Across the region and the nation, similar questions about safety have become more urgent as parents find themselves looking at their schools in new ways after one of the worst mass shootings in U.S. history.
As investigators continue to examine what motivated 20-year-old gunman Adam Lanza, safety experts agreed that school practices are uneven and that improvements may be needed in many districts.
Still, experts emphasized that preventing a tragedy like Newtown's is far more complex than installing locks or metal detectors.
"Turning our schools into fortresses is not going to solve the problem," said Dewey Cornell, a University of Virginia professor who studies school safety and cautions against solutions too specific to the Connecticut case.
Federal data show that the number of student homicides at schools has dropped.
President Barack Obama had discussions Monday with White House staff, the vice president and cabinet members, including Education Secretary Arne Duncan, to examine ways the country can respond to the tragedy, an individual with the administration said.
In communities far beyond Connecticut, school leaders sought to reassure parents and students, and police were posted outside many elementary schools.
At Armstrong Elementary School in Fairfax, Va., teacher Sharon Burns began circulating a petition asking for security doors on classrooms. In the District of Columbia, a parent of a student at Deal Middle School asked why her daughter had never participated in a lockdown drill.
Virginia Gov. Robert McDonnell called for a review of safety practices at all of the state's schools and a series of other initiatives to examine such issues as funding, threat assessments and emergency plans.
"I don't think we need to throw away the playbook on school safety, but we need to make sure best practices are being implemented," said Kenneth Trump, a school security consultant.
Trump said the deep concern that prevailed immediately after the 1999 massacre at Columbine High School has diminished. "The conversation and the training that we have today is not at the same level of consistency and intensity," he said.
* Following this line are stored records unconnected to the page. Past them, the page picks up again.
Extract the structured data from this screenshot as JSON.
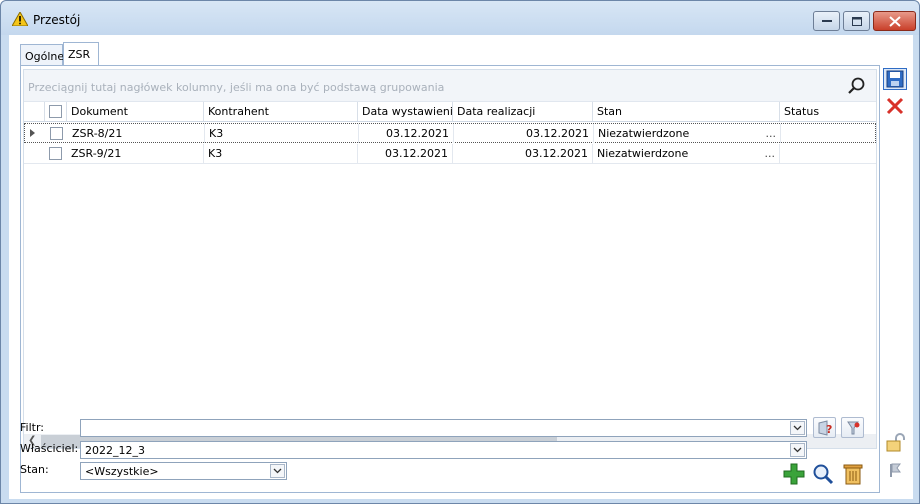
{
  "window": {
    "title": "Przestój"
  },
  "tabs": [
    {
      "label": "Ogólne"
    },
    {
      "label": "ZSR"
    }
  ],
  "grid": {
    "group_hint": "Przeciągnij tutaj nagłówek kolumny, jeśli ma ona być podstawą grupowania",
    "columns": [
      {
        "label": "Dokument"
      },
      {
        "label": "Kontrahent"
      },
      {
        "label": "Data wystawienia"
      },
      {
        "label": "Data realizacji"
      },
      {
        "label": "Stan"
      },
      {
        "label": "Status"
      }
    ],
    "rows": [
      {
        "dokument": "ZSR-8/21",
        "kontrahent": "K3",
        "data_wystawienia": "03.12.2021",
        "data_realizacji": "03.12.2021",
        "stan": "Niezatwierdzone",
        "ellipsis": "..."
      },
      {
        "dokument": "ZSR-9/21",
        "kontrahent": "K3",
        "data_wystawienia": "03.12.2021",
        "data_realizacji": "03.12.2021",
        "stan": "Niezatwierdzone",
        "ellipsis": "..."
      }
    ]
  },
  "filters": {
    "filtr_label": "Filtr:",
    "filtr_value": "",
    "wlasciciel_label": "Właściciel:",
    "wlasciciel_value": "2022_12_3",
    "stan_label": "Stan:",
    "stan_value": "<Wszystkie>"
  },
  "icons": {
    "save": "save-icon",
    "cancel": "close-icon",
    "add": "plus-icon",
    "preview": "magnifier-icon",
    "delete": "trash-icon"
  },
  "colors": {
    "add": "#3aa33a",
    "cancel": "#d8322a",
    "save": "#2f6cc4"
  }
}
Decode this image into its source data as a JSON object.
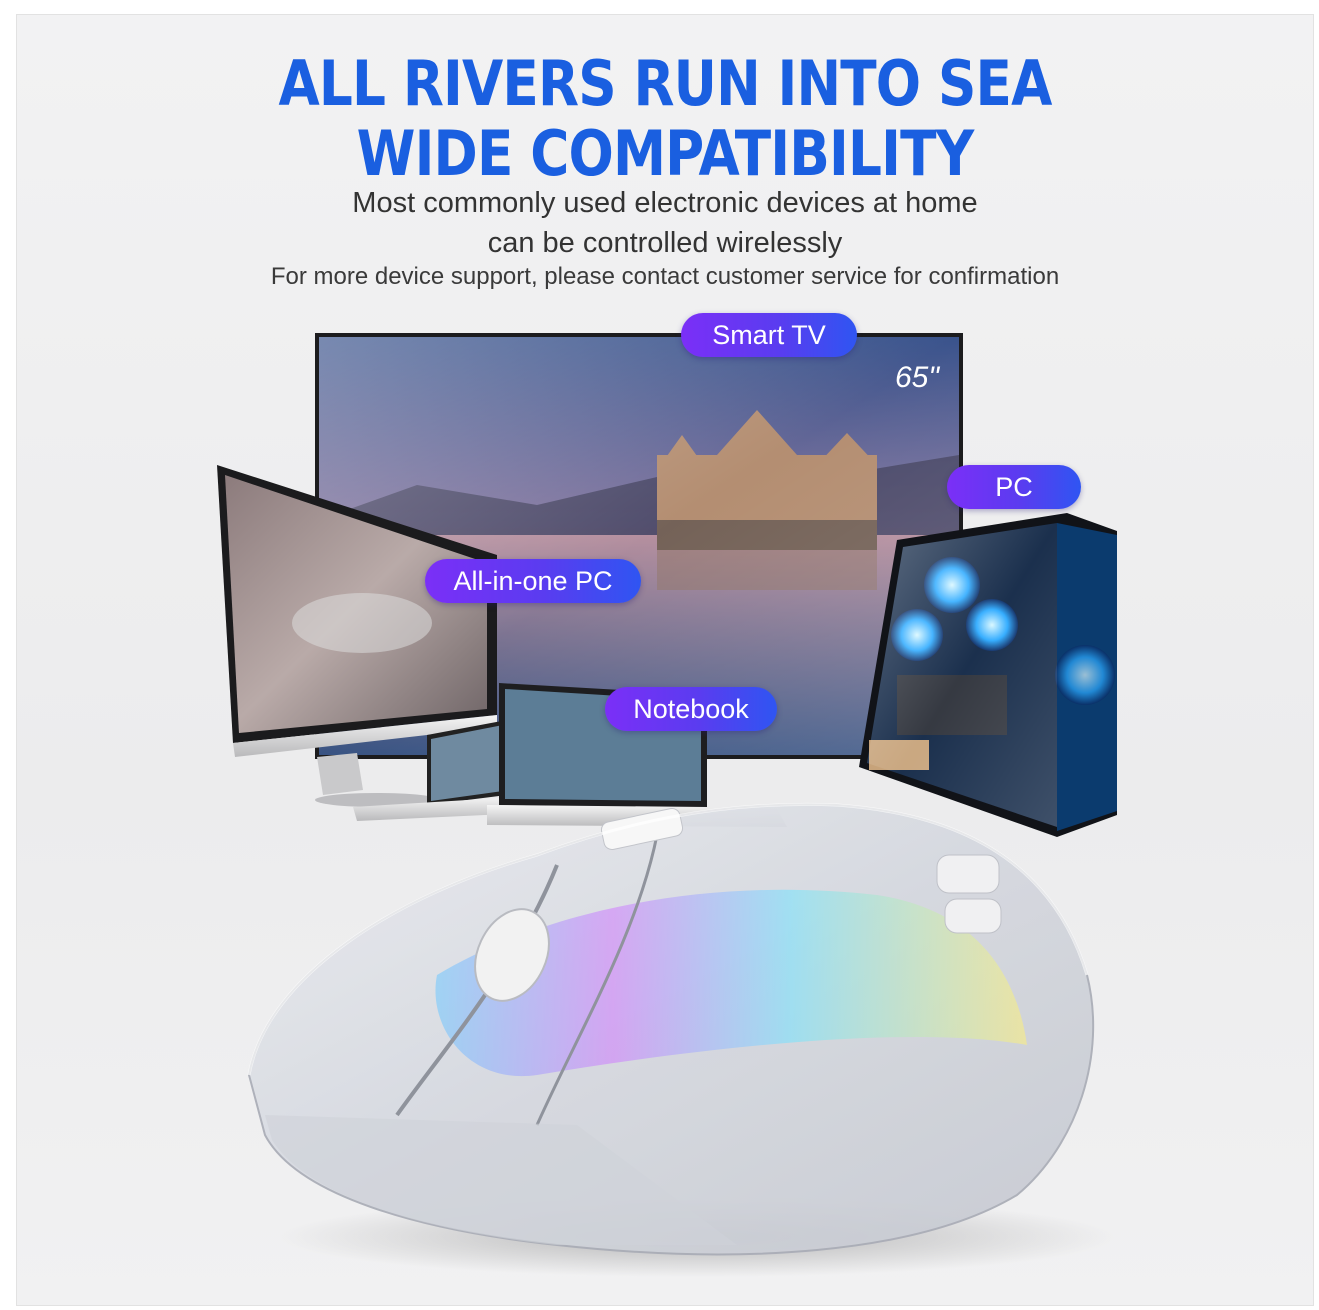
{
  "headline": {
    "line1": "ALL RIVERS RUN INTO SEA",
    "line2": "WIDE COMPATIBILITY"
  },
  "subtitle": {
    "line1": "Most commonly used electronic devices at home",
    "line2": "can be controlled wirelessly",
    "line3": "For more device support, please contact customer service for confirmation"
  },
  "devices": {
    "smart_tv": "Smart TV",
    "tv_size": "65\"",
    "pc": "PC",
    "all_in_one": "All-in-one PC",
    "notebook": "Notebook"
  },
  "colors": {
    "headline": "#1a5fe0",
    "pill_start": "#7b2ff7",
    "pill_end": "#2f55f2"
  }
}
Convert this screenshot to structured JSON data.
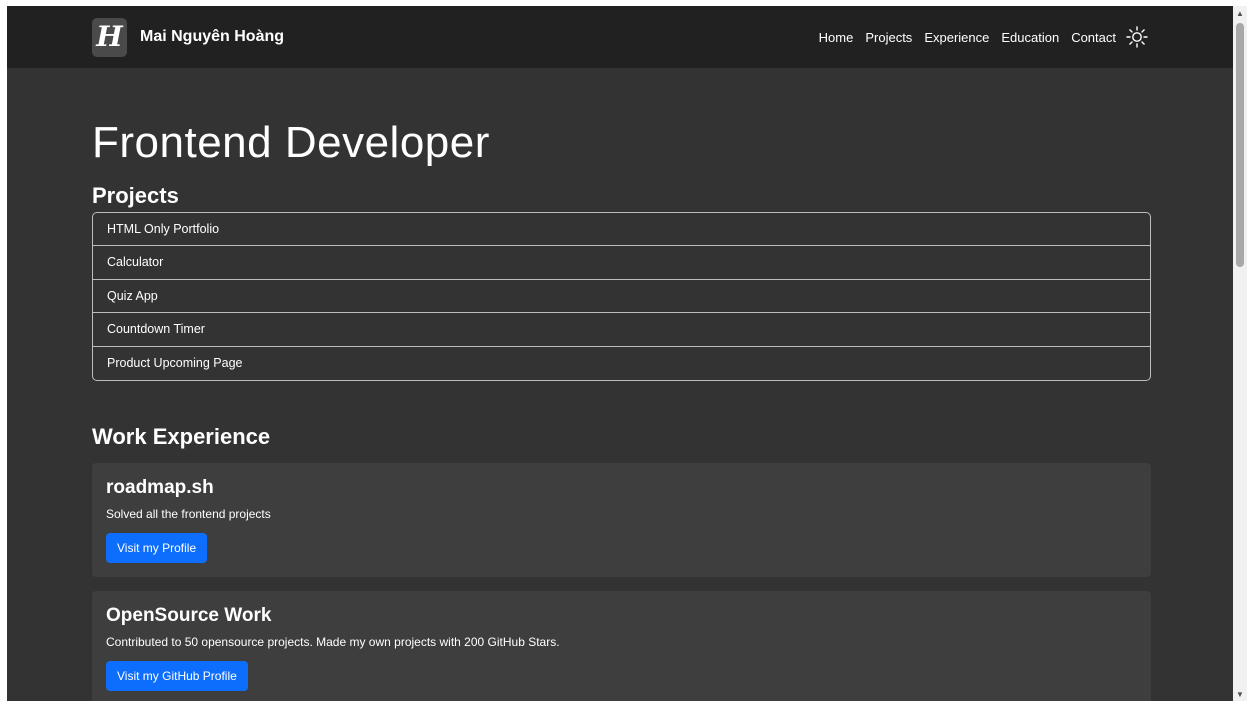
{
  "header": {
    "logo_letter": "H",
    "brand_name": "Mai Nguyên Hoàng",
    "nav": [
      "Home",
      "Projects",
      "Experience",
      "Education",
      "Contact"
    ],
    "theme_icon": "sun-icon"
  },
  "hero": {
    "title": "Frontend Developer"
  },
  "projects": {
    "title": "Projects",
    "items": [
      "HTML Only Portfolio",
      "Calculator",
      "Quiz App",
      "Countdown Timer",
      "Product Upcoming Page"
    ]
  },
  "work": {
    "title": "Work Experience",
    "cards": [
      {
        "title": "roadmap.sh",
        "desc": "Solved all the frontend projects",
        "button": "Visit my Profile"
      },
      {
        "title": "OpenSource Work",
        "desc": "Contributed to 50 opensource projects. Made my own projects with 200 GitHub Stars.",
        "button": "Visit my GitHub Profile"
      }
    ]
  },
  "colors": {
    "page_bg": "#333333",
    "navbar_bg": "#212121",
    "card_bg": "#3e3e3e",
    "accent": "#0d6efd"
  }
}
Michael Dorn, executive director of Safe Havens International, a nonprofit that has developed safety plans for thousands of schools, said districts are likely to feel pressure to upgrade security, as they did after Columbine and later at Virginia Tech.
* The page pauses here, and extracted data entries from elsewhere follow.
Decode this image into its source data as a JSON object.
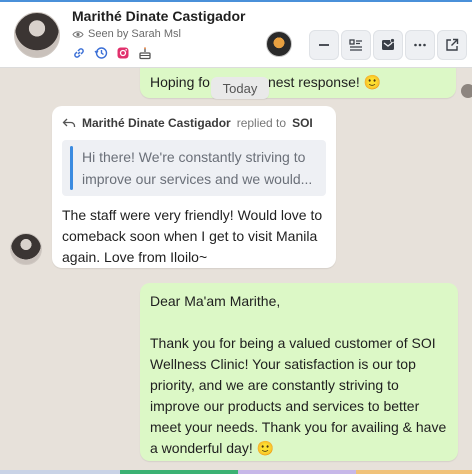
{
  "header": {
    "contact_name": "Marithé Dinate Castigador",
    "seen_by": "Seen by Sarah Msl",
    "icons": [
      "link-icon",
      "history-icon",
      "instagram-icon",
      "cake-icon"
    ],
    "buttons": [
      "minimize-icon",
      "details-icon",
      "inbox-icon",
      "more-icon",
      "open-external-icon"
    ]
  },
  "chat": {
    "top_message_fragment_left": "Hoping fo",
    "top_message_fragment_right": "nest response! 🙂",
    "date_divider": "Today",
    "incoming": {
      "reply_author": "Marithé Dinate Castigador",
      "replied_to_label": "replied to",
      "replied_to_target": "SOI",
      "quote_lines": [
        "Hi there! We're constantly striving to",
        "improve our services and we would..."
      ],
      "text_lines": [
        "The staff were very friendly! Would love to",
        "comeback soon when I get to visit Manila",
        "again. Love from Iloilo~"
      ]
    },
    "outgoing": {
      "greeting": "Dear Ma'am Marithe,",
      "body_lines": [
        "Thank you for being a valued customer of SOI",
        "Wellness Clinic! Your satisfaction is our top",
        "priority, and we are constantly striving to",
        "improve our products and services to better",
        "meet your needs. Thank you for availing & have",
        "a wonderful day! 🙂"
      ]
    }
  },
  "colors": {
    "outgoing_bubble": "#dcf8c6",
    "incoming_bubble": "#ffffff",
    "chat_background": "#e7e1da",
    "accent": "#3b8be0"
  }
}
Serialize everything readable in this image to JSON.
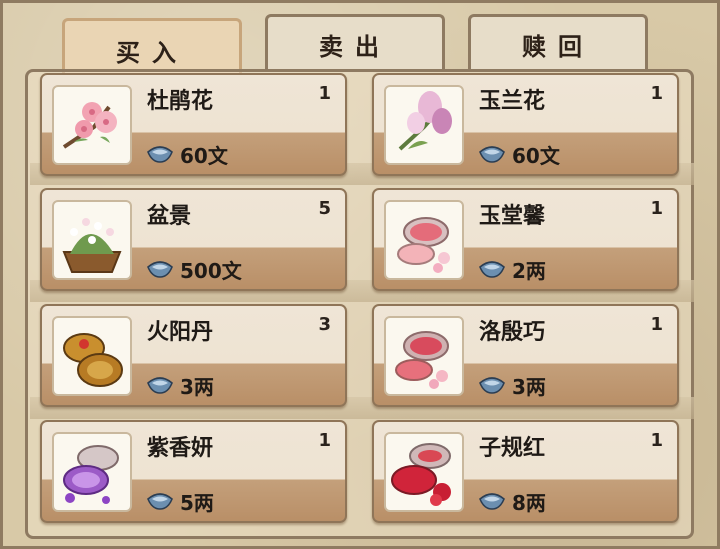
{
  "tabs": [
    {
      "label": "买入",
      "active": true
    },
    {
      "label": "卖出",
      "active": false
    },
    {
      "label": "赎回",
      "active": false
    }
  ],
  "items": [
    {
      "name": "杜鹃花",
      "qty": "1",
      "price": "60文",
      "icon": "azalea-flower-icon"
    },
    {
      "name": "玉兰花",
      "qty": "1",
      "price": "60文",
      "icon": "magnolia-flower-icon"
    },
    {
      "name": "盆景",
      "qty": "5",
      "price": "500文",
      "icon": "bonsai-pot-icon"
    },
    {
      "name": "玉堂馨",
      "qty": "1",
      "price": "2两",
      "icon": "rouge-compact-icon"
    },
    {
      "name": "火阳丹",
      "qty": "3",
      "price": "3两",
      "icon": "gold-box-icon"
    },
    {
      "name": "洛殷巧",
      "qty": "1",
      "price": "3两",
      "icon": "rouge-compact-icon"
    },
    {
      "name": "紫香妍",
      "qty": "1",
      "price": "5两",
      "icon": "purple-compact-icon"
    },
    {
      "name": "子规红",
      "qty": "1",
      "price": "8两",
      "icon": "red-compact-icon"
    }
  ],
  "colors": {
    "accent": "#c4a07b",
    "text": "#1f1a16"
  }
}
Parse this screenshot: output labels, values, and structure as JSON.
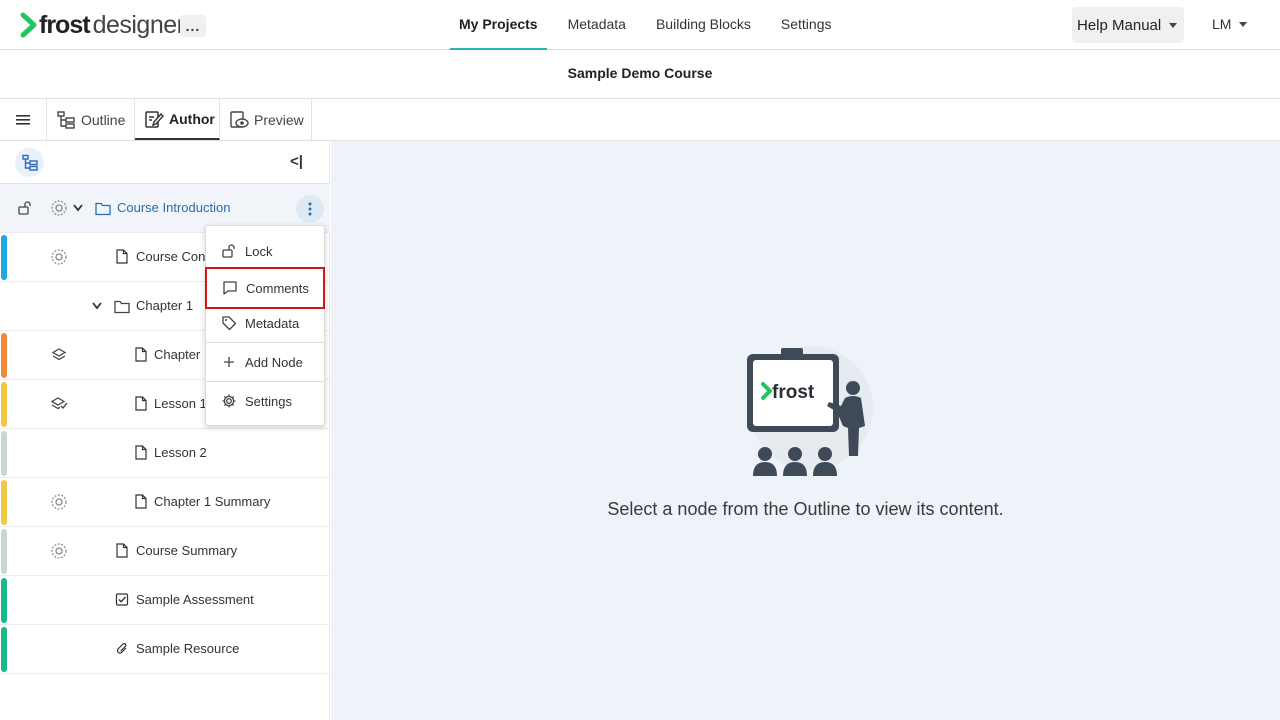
{
  "brand": {
    "word1": "frost",
    "word2": "designer",
    "accent": "#22c55e"
  },
  "header": {
    "more_label": "...",
    "nav": [
      "My Projects",
      "Metadata",
      "Building Blocks",
      "Settings"
    ],
    "active_nav": "My Projects",
    "help_label": "Help Manual",
    "user_label": "LM"
  },
  "course": {
    "title": "Sample Demo Course"
  },
  "tabs": [
    {
      "label": "Outline",
      "icon": "outline-icon"
    },
    {
      "label": "Author",
      "icon": "author-icon",
      "active": true
    },
    {
      "label": "Preview",
      "icon": "preview-icon"
    }
  ],
  "outline": {
    "collapse_label": "<|",
    "rows": [
      {
        "label": "Course Introduction",
        "type": "folder",
        "status": "draft-gear-icon",
        "bar": "",
        "selected": true
      },
      {
        "label": "Course Cont",
        "type": "page",
        "status": "draft-gear-icon",
        "bar": "#1ea7e1"
      },
      {
        "label": "Chapter 1",
        "type": "folder",
        "status": "",
        "bar": ""
      },
      {
        "label": "Chapter",
        "type": "page",
        "status": "layers-icon",
        "bar": "#f08a3c"
      },
      {
        "label": "Lesson 1",
        "type": "page",
        "status": "layers-check-icon",
        "bar": "#f2c744"
      },
      {
        "label": "Lesson 2",
        "type": "page",
        "status": "",
        "bar": "#c8d6d6"
      },
      {
        "label": "Chapter 1 Summary",
        "type": "page",
        "status": "draft-gear-icon",
        "bar": "#f2c744"
      },
      {
        "label": "Course Summary",
        "type": "page",
        "status": "draft-gear-icon",
        "bar": "#c8d6d6"
      },
      {
        "label": "Sample Assessment",
        "type": "assessment",
        "status": "",
        "bar": "#19b88a"
      },
      {
        "label": "Sample Resource",
        "type": "resource",
        "status": "",
        "bar": "#19b88a"
      }
    ]
  },
  "context_menu": {
    "items": [
      {
        "label": "Lock",
        "icon": "lock-icon"
      },
      {
        "label": "Comments",
        "icon": "comment-icon",
        "highlighted": true
      },
      {
        "label": "Metadata",
        "icon": "tag-icon"
      },
      {
        "label": "Add Node",
        "icon": "plus-icon"
      },
      {
        "label": "Settings",
        "icon": "gear-icon"
      }
    ]
  },
  "main": {
    "illustration_text": "frost",
    "empty_message": "Select a node from the Outline to view its content."
  },
  "colors": {
    "tab_accent": "#28b4b4",
    "highlight_border": "#d0161b",
    "main_bg": "#eef3f9"
  }
}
"There's a shift from concern to panic, if you will, and you have parents pushing to do something to improve safety," Dorn said.
Access to schools is a central issue, Dorn said, noting that less than 10 percent of schools around the country have strong access control, with locked entries, buzzers, protective laminated glass and camera or intercom systems.
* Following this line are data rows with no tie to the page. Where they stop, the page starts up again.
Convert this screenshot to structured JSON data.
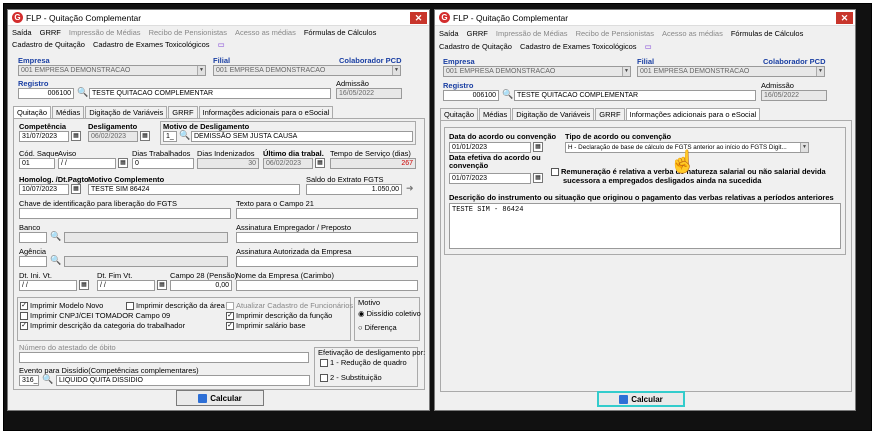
{
  "left": {
    "title": "FLP - Quitação Complementar",
    "menu": [
      "Saída",
      "GRRF",
      "Impressão de Médias",
      "Recibo de Pensionistas",
      "Acesso as médias",
      "Fórmulas de Cálculos"
    ],
    "menu2": [
      "Cadastro de Quitação",
      "Cadastro de Exames Toxicológicos"
    ],
    "empresa_label": "Empresa",
    "empresa_value": "001 EMPRESA DEMONSTRACAO",
    "filial_label": "Filial",
    "filial_value": "001 EMPRESA DEMONSTRACAO",
    "pcd_label": "Colaborador PCD",
    "registro_label": "Registro",
    "registro_value": "006100",
    "nome_value": "TESTE QUITACAO COMPLEMENTAR",
    "admissao_label": "Admissão",
    "admissao_value": "16/05/2022",
    "tabs": [
      "Quitação",
      "Médias",
      "Digitação de Variáveis",
      "GRRF",
      "Informações adicionais para o eSocial"
    ],
    "competencia_label": "Competência",
    "competencia_value": "31/07/2023",
    "desligamento_label": "Desligamento",
    "desligamento_value": "06/02/2023",
    "motivo_label": "Motivo de Desligamento",
    "motivo_code": "1_",
    "motivo_value": "DEMISSÃO SEM JUSTA CAUSA",
    "saque_label": "Cód. Saque",
    "saque_value": "01",
    "aviso_label": "Aviso",
    "aviso_value": "/ /",
    "dias_trab_label": "Dias Trabalhados",
    "dias_trab_value": "0",
    "dias_ind_label": "Dias Indenizados",
    "dias_ind_value": "30",
    "ultimo_label": "Último dia trabal.",
    "ultimo_value": "06/02/2023",
    "tempo_label": "Tempo de Serviço (dias)",
    "tempo_value": "267",
    "homolog_label": "Homolog. /Dt.Pagto",
    "homolog_value": "10/07/2023",
    "motivo_compl_label": "Motivo Complemento",
    "motivo_compl_value": "TESTE SIM 86424",
    "saldo_label": "Saldo do Extrato FGTS",
    "saldo_value": "1.050,00",
    "chave_label": "Chave de identificação para liberação do FGTS",
    "texto21_label": "Texto para o Campo 21",
    "banco_label": "Banco",
    "assinatura_emp_label": "Assinatura Empregador / Preposto",
    "agencia_label": "Agência",
    "assinatura_aut_label": "Assinatura Autorizada da Empresa",
    "dtini_label": "Dt. Ini. Vt.",
    "dtini_value": "/ /",
    "dtfim_label": "Dt. Fim Vt.",
    "dtfim_value": "/ /",
    "campo28_label": "Campo 28 (Pensão)",
    "campo28_value": "0,00",
    "nome_empresa_label": "Nome da Empresa (Carimbo)",
    "cb": [
      "Imprimir Modelo Novo",
      "Imprimir descrição da área",
      "Atualizar Cadastro de Funcionários",
      "Imprimir CNPJ/CEI TOMADOR Campo 09",
      "Imprimir descrição da função",
      "Imprimir descrição da categoria do trabalhador",
      "Imprimir salário base"
    ],
    "motivo_grp": "Motivo",
    "radio1": "Dissídio coletivo",
    "radio2": "Diferença",
    "obito_label": "Número do atestado de óbito",
    "evento_label": "Evento para Dissídio(Competências complementares)",
    "evento_code": "316_",
    "evento_value": "LIQUIDO QUITA DISSIDIO",
    "efet_label": "Efetivação de desligamento por:",
    "efet1": "1 - Redução de quadro",
    "efet2": "2 - Substituição",
    "calcular": "Calcular"
  },
  "right": {
    "title": "FLP - Quitação Complementar",
    "menu": [
      "Saída",
      "GRRF",
      "Impressão de Médias",
      "Recibo de Pensionistas",
      "Acesso as médias",
      "Fórmulas de Cálculos"
    ],
    "menu2": [
      "Cadastro de Quitação",
      "Cadastro de Exames Toxicológicos"
    ],
    "empresa_label": "Empresa",
    "empresa_value": "001 EMPRESA DEMONSTRACAO",
    "filial_label": "Filial",
    "filial_value": "001 EMPRESA DEMONSTRACAO",
    "pcd_label": "Colaborador PCD",
    "registro_label": "Registro",
    "registro_value": "006100",
    "nome_value": "TESTE QUITACAO COMPLEMENTAR",
    "admissao_label": "Admissão",
    "admissao_value": "16/05/2022",
    "tabs": [
      "Quitação",
      "Médias",
      "Digitação de Variáveis",
      "GRRF",
      "Informações adicionais para o eSocial"
    ],
    "data_acordo_label": "Data do acordo ou convenção",
    "data_acordo_value": "01/01/2023",
    "tipo_label": "Tipo de acordo ou convenção",
    "tipo_value": "H - Declaração de base de cálculo de FGTS anterior ao início do FGTS Digit...",
    "data_efet_label1": "Data efetiva do acordo ou",
    "data_efet_label2": "convenção",
    "data_efet_value": "01/07/2023",
    "remun_text1": "Remuneração é relativa a verba de natureza salarial ou não salarial devida",
    "remun_text2": "sucessora a empregados desligados ainda na sucedida",
    "desc_label": "Descrição do instrumento ou situação que originou o pagamento das verbas relativas a períodos anteriores",
    "desc_value": "TESTE SIM - 86424",
    "calcular": "Calcular"
  }
}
"We have school districts that are incredibly good at this stuff, impressive and advanced," Dorn said. "One district has a gun safe with a tactical gun and a police officer there all day. Other districts are way behind."
Another big issue is training, many experts agreed.
Dorn said that schools should more regularly drill for emergencies and that all adults in schools should be taught how to respond to a range of events, such as a "gunman at the school, a woman upset with a knife, someone yelling and screaming who appears mentally ill, a kid having an asthma attack. The more you practice a variety of crisis situations, the more you can appropriately match responses more quickly."
Mental health issues are a prevailing concern. Cornell, of U-Va., said that the majority of shootings are preceded by threats that someone knew about and that "threat assessments" help bring attention — and help — to serious cases.
Jon Vernick, co-director of the Johns Hopkins Center for Gun Policy and Research in Baltimore, said some schools may need safety upgrades, but "placing the burden just on the schools is not fair."
Schools can only be as safe as their communities, Vernick said, adding that he believes a major part of community safety involves effective gun policies. "Sadly, our federal and state gun laws are very porous," he said, "and they don't do the things we need to do to keep guns out of the hands of high risk people."